Cela dit et en dépit du mal qu'il se donne pour offrir de lui une image d'homme moderne, en phase avec son temps comme il s'y est essayé le 3 mars dernier lors d'une conférence dans laquelle il a détaillé les 4 grandes priorités de son programme numérique, le candidat à la présidentielle 2017 reste malgré tout prisonnier du prisme souverainiste qui est le sien.
Nicolas Dupont-Aignan peut bien présenter urbi et orbi le déploiement du très haut débit comme une « priorité absolue », expliquer pourquoi la souveraineté numérique devrait être la composante fondamentale d'une stratégie publique et qu'une telle stratégie fait cruellement défaut à la France, plaider en faveur de la création d'un écosystème favorable[1] au développement de l'économie numérique en France ou encore souhaiter que, par des formations adaptées, on transforme les ouvriers d'aujourd'hui en « opérateurs de robots », on voit bien qu'il n'arrive pas à se hisser au niveau des véritables enjeux du numérique.

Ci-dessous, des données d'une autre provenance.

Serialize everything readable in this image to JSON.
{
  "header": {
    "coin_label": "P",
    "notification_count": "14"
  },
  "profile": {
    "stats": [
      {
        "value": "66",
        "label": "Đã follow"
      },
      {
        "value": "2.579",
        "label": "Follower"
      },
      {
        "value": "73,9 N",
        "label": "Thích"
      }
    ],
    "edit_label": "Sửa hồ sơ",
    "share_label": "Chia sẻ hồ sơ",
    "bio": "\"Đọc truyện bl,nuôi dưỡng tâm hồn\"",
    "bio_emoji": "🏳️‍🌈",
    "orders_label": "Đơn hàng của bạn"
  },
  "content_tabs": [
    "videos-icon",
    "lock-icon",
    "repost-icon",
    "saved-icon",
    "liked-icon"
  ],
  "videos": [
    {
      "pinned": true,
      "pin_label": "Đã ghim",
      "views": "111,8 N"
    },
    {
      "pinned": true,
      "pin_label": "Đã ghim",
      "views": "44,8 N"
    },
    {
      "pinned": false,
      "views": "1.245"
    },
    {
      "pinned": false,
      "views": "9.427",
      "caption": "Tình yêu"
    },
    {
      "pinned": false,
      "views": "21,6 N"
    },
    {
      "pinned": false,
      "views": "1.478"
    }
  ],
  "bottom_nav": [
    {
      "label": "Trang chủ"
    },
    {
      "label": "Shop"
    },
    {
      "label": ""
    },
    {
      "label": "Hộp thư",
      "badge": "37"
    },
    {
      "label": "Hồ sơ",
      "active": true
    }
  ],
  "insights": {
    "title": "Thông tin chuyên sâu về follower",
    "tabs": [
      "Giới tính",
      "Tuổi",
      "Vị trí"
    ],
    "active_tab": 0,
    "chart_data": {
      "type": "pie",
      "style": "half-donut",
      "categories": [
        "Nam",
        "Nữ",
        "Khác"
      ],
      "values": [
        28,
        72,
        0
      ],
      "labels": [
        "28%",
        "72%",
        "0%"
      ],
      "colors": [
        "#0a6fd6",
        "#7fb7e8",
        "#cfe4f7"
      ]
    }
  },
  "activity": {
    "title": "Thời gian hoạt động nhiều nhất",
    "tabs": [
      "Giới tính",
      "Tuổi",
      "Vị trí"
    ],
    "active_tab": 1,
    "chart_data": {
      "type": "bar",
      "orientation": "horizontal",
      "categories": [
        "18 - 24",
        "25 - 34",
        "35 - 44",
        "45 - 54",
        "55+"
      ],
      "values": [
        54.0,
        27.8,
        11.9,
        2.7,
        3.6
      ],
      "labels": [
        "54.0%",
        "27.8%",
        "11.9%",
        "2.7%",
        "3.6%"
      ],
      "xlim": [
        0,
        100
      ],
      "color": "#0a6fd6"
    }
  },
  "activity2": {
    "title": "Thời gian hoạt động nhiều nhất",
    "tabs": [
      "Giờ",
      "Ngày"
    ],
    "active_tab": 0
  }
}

Résister au 'data deluge' : vraiment ?
Comme tous les candidats souverainistes, Nicolas Dupont-Aignan a du mal à comprendre que, le numérique ne peut pas être circonscrit à l'intérieur de frontières nationales. Au mieux, ils l'assimilent à un secteur, à tort d'ailleurs tous les secteurs ayant vocation à être transformés à terme par le numérique.
L'économie numérique se déploie dans un contexte global, « mondialisé » où la compétition tient lieu de règle du jeu. C'est donc en vain qu'ils prétendent résister à la déferlante numérique, au « data deluge ». Non seulement elle n'a pas de frontières mais il ne faudrait surtout pas inventer de nouvelles barrières, fussent-elles des pare-feux, pour tenter de s'en prémunir.
A l'inverse, je pense que le numérique est un puissant outil de paix et concorde entre les peuples, un formidable vecteur d'échange, à condition toutefois qu'on accepte les règles du jeu, soit une certaine forme de régulation. Pas question, en effet, de (laisser) faire n'importe quoi. Pour que tout un chacun puisse ressentir les bienfaits du numérique et ne pas se sentir spolié, il faudra, par exemple, accompagner le déploiement massif qu'il est appelé à connaître en France par des mesures d'accompagnement fiscales et sociales appropriées.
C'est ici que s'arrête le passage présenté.